In an ironic twist, as sports-utility vehicles (SUVs) and other trucks have been demonized as "verboten vice" in the same category as cigarettes and dodgeball, American consumers still have not opted to sacrifice their safety and comfort so the trailing pack of environmentalists will eat them last. General Motors saw its June truck sales rise by a record 8.6 percent, easing some of the pain caused by a 13.5 percent drop in car sales.
But, latching onto recent comments by Bush economic adviser Lawrence Lindsey that "an economic slowdown that began last September" had "definitely slowed revenues," Conrad blamed the six months of economic stewardship by the Bush administration. A graduate of Stanford University, with an M.B.A. from George Washington University, he squarely placed the blame for the six-month slowdown (before which nothing of note ever occurred) on the Bush team, averring that "after assuming responsibility for the fiscal affairs of this country, grabbing the steering wheel, have drove [sic] us right into the fiscal ditch." Naturally, Conrad pointed to his own pre-science in budgetary matters: "I warned the tax cut was too large, that it risked precisely what is happening" which is "we face a raid" of the Medicare trust fund.
"This tax cut is coming at the right time," rebuts Office of Management and Budget (OMB) spokesman Amy Call. With the Senate now in Democratic hands, Conrad welcomed the election year by calling for OMB Director Mitch Daniels and O'Neill to appear before the Budget Committee the week of July 9. Considering the tone set in his press conference, Conrad likely will try to grill O'Neill and Daniels, but can these hearings be anything but fodder for Democratic fund raising?

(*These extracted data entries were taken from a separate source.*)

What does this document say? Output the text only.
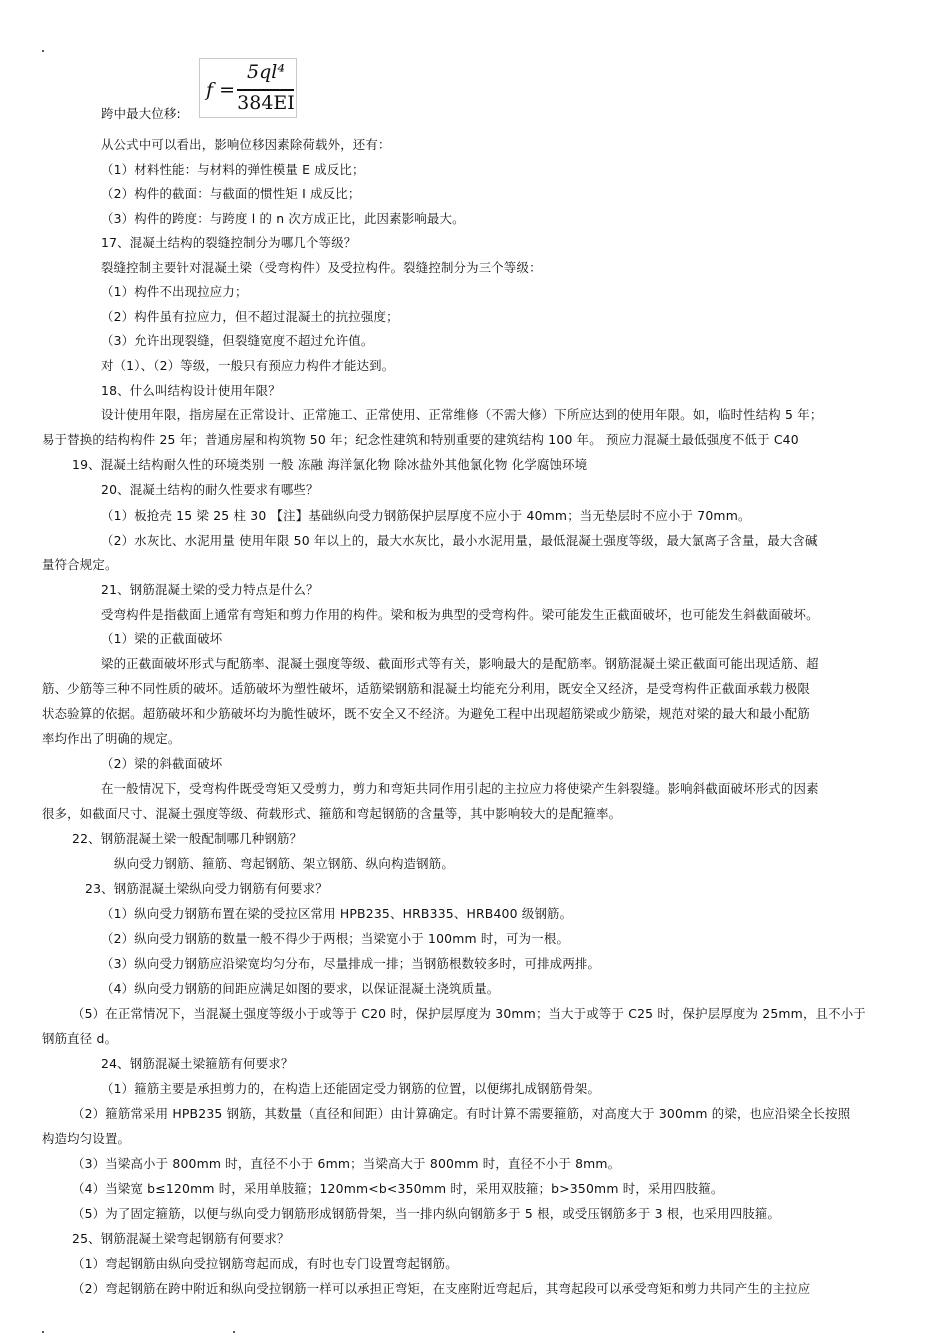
跨中最大位移:
f =
5ql⁴
384EI
从公式中可以看出，影响位移因素除荷载外，还有：
（1）材料性能：与材料的弹性模量 E 成反比；
（2）构件的截面：与截面的惯性矩 I 成反比；
（3）构件的跨度：与跨度 l 的 n 次方成正比，此因素影响最大。
17、混凝土结构的裂缝控制分为哪几个等级？
裂缝控制主要针对混凝土梁（受弯构件）及受拉构件。裂缝控制分为三个等级：
（1）构件不出现拉应力；
（2）构件虽有拉应力，但不超过混凝土的抗拉强度；
（3）允许出现裂缝，但裂缝宽度不超过允许值。
对（1）、（2）等级，一般只有预应力构件才能达到。
18、什么叫结构设计使用年限？
设计使用年限，指房屋在正常设计、正常施工、正常使用、正常维修（不需大修）下所应达到的使用年限。如，临时性结构 5 年；
易于替换的结构构件 25 年；普通房屋和构筑物 50 年；纪念性建筑和特别重要的建筑结构 100 年。 预应力混凝土最低强度不低于 C40
19、混凝土结构耐久性的环境类别 一般 冻融 海洋氯化物 除冰盐外其他氯化物 化学腐蚀环境
20、混凝土结构的耐久性要求有哪些？
（1）板抢壳 15 梁 25 柱 30 【注】基础纵向受力钢筋保护层厚度不应小于 40mm；当无垫层时不应小于 70mm。
（2）水灰比、水泥用量 使用年限 50 年以上的，最大水灰比，最小水泥用量，最低混凝土强度等级，最大氯离子含量，最大含碱
量符合规定。
21、钢筋混凝土梁的受力特点是什么？
受弯构件是指截面上通常有弯矩和剪力作用的构件。梁和板为典型的受弯构件。梁可能发生正截面破坏，也可能发生斜截面破坏。
（1）梁的正截面破坏
梁的正截面破坏形式与配筋率、混凝土强度等级、截面形式等有关，影响最大的是配筋率。钢筋混凝土梁正截面可能出现适筋、超
筋、少筋等三种不同性质的破坏。适筋破坏为塑性破坏，适筋梁钢筋和混凝土均能充分利用，既安全又经济，是受弯构件正截面承载力极限
状态验算的依据。超筋破坏和少筋破坏均为脆性破坏，既不安全又不经济。为避免工程中出现超筋梁或少筋梁，规范对梁的最大和最小配筋
率均作出了明确的规定。
（2）梁的斜截面破坏
在一般情况下，受弯构件既受弯矩又受剪力，剪力和弯矩共同作用引起的主拉应力将使梁产生斜裂缝。影响斜截面破坏形式的因素
很多，如截面尺寸、混凝土强度等级、荷载形式、箍筋和弯起钢筋的含量等，其中影响较大的是配箍率。
22、钢筋混凝土梁一般配制哪几种钢筋？
纵向受力钢筋、箍筋、弯起钢筋、架立钢筋、纵向构造钢筋。
23、钢筋混凝土梁纵向受力钢筋有何要求？
（1）纵向受力钢筋布置在梁的受拉区常用 HPB235、HRB335、HRB400 级钢筋。
（2）纵向受力钢筋的数量一般不得少于两根；当梁宽小于 100mm 时，可为一根。
（3）纵向受力钢筋应沿梁宽均匀分布，尽量排成一排；当钢筋根数较多时，可排成两排。
（4）纵向受力钢筋的间距应满足如图的要求，以保证混凝土浇筑质量。
（5）在正常情况下，当混凝土强度等级小于或等于 C20 时，保护层厚度为 30mm；当大于或等于 C25 时，保护层厚度为 25mm，且不小于
钢筋直径 d。
24、钢筋混凝土梁箍筋有何要求？
（1）箍筋主要是承担剪力的，在构造上还能固定受力钢筋的位置，以便绑扎成钢筋骨架。
（2）箍筋常采用 HPB235 钢筋，其数量（直径和间距）由计算确定。有时计算不需要箍筋，对高度大于 300mm 的梁，也应沿梁全长按照
构造均匀设置。
（3）当梁高小于 800mm 时，直径不小于 6mm；当梁高大于 800mm 时，直径不小于 8mm。
（4）当梁宽 b≤120mm 时，采用单肢箍；120mm<b<350mm 时，采用双肢箍；b>350mm 时，采用四肢箍。
（5）为了固定箍筋，以便与纵向受力钢筋形成钢筋骨架，当一排内纵向钢筋多于 5 根，或受压钢筋多于 3 根，也采用四肢箍。
25、钢筋混凝土梁弯起钢筋有何要求？
（1）弯起钢筋由纵向受拉钢筋弯起而成，有时也专门设置弯起钢筋。
（2）弯起钢筋在跨中附近和纵向受拉钢筋一样可以承担正弯矩，在支座附近弯起后，其弯起段可以承受弯矩和剪力共同产生的主拉应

"It has nothing to do with politics," a Democratic committee aide, who declined to go on the record, curtly responded when Insight asked. Rather, the hearing was "prompted in part" by Lindsey's comments and "has to do with how much money is going to be available to fund important programs and to determine whether we are going to be raiding the Medicare and Social Security trust funds."
The administration, on the other hand, argues it is difficult to raid a trust fund that does not exist. "If you look at the whole picture of the Medicare program, with Part A and with Part B running an $80 billion deficit, there is no surplus in the program," adds Call. OMB is expected to release its own budget analysis shortly before Labor Day.